I'm working on a multi-lingual website where I need to import a large number of pages written in German, Portuguese, Spanish and French.
For the last couple of days I've been trying to fine tune tidy's settings to stop converting all latin characters because it renders the text unreadable (in edit mode only, display is fine) with all the html entities but it either converts everything or outputs errors.
Is there any advice you can give me?
Thanks!
Ricardo
Comments
#1
The only way I found to safely process non-ASCII characters using XML was to ensure everything was UTF8 and numeric-entity-encoded first.
I know that causes some (much) horribleness in the resulting code - although it did get me results that worked.
PHP5 XML does not handle non-UTF8 very well, if at all. I haven't been able to find the magic that will allow it to parse unknown character sets. That's XML magic. Although I have some XML mojo, character sets and content-encoding are hard for me.

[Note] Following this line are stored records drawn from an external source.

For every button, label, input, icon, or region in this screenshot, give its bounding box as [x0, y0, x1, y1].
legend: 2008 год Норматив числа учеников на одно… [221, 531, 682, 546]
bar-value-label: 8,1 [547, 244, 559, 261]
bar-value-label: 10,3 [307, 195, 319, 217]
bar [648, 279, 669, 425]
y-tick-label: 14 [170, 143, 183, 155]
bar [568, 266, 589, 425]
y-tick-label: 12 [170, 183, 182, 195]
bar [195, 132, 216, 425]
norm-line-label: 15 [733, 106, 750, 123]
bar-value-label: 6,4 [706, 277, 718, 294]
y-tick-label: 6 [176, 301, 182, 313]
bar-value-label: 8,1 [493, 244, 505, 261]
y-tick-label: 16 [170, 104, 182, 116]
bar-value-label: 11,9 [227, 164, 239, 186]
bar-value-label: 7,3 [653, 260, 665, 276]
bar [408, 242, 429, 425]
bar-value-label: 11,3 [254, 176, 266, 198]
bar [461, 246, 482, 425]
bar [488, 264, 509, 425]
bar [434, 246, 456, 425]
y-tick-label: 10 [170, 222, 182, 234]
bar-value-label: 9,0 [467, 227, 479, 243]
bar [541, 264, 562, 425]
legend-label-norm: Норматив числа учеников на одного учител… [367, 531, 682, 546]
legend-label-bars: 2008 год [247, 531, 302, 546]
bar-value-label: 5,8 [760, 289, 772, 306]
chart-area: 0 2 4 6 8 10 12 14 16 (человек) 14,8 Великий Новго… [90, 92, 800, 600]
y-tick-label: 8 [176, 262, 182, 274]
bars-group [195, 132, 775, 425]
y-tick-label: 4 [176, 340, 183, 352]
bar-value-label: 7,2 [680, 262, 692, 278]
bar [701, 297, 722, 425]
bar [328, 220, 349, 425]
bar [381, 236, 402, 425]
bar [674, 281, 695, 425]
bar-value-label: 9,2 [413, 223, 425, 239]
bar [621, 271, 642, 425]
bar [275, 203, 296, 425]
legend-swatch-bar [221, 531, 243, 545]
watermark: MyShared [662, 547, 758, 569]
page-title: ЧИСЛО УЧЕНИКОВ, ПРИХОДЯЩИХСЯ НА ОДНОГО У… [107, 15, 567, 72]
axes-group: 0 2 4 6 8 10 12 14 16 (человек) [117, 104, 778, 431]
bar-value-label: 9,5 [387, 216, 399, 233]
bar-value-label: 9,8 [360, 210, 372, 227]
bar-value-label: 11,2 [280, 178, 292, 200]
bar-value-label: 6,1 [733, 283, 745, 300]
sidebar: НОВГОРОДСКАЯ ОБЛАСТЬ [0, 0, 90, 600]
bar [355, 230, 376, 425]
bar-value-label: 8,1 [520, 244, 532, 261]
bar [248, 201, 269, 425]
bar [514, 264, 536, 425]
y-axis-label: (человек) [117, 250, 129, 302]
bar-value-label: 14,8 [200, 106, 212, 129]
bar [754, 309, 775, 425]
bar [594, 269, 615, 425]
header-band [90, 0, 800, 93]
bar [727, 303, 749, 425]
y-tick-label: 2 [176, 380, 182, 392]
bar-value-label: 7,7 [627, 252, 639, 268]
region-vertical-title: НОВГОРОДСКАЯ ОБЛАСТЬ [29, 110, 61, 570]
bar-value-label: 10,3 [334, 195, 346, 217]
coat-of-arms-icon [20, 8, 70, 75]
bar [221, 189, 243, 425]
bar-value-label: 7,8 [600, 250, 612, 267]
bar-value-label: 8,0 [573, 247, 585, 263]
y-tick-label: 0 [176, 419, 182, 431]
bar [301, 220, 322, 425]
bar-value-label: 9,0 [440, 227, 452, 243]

I wish I knew the answer. In D6, I'll be revisiting it to possibly use DTDs better, so the known entities don't have to be escaped. Not sure if that will be the answer for other languages though.
#2
Thanks dman!
Actually I've tried that (UTF8 and numeric-entity-encoding first) but it didn't work. It just keeps the encoding (which is unreadable as I described before) or double encodes it.
The only thing I didn't try was "turning off" Tidy. Is this possible?
Ricardo
#3
Tidy is sorta off in the first case - it tries to parse the input without tidying it, but if there is ANY xml problems, it runs it through the mincer and tries again.
#4
Cleaning up issue queue by closing stuff from the Drupal-5 branch and over a year old.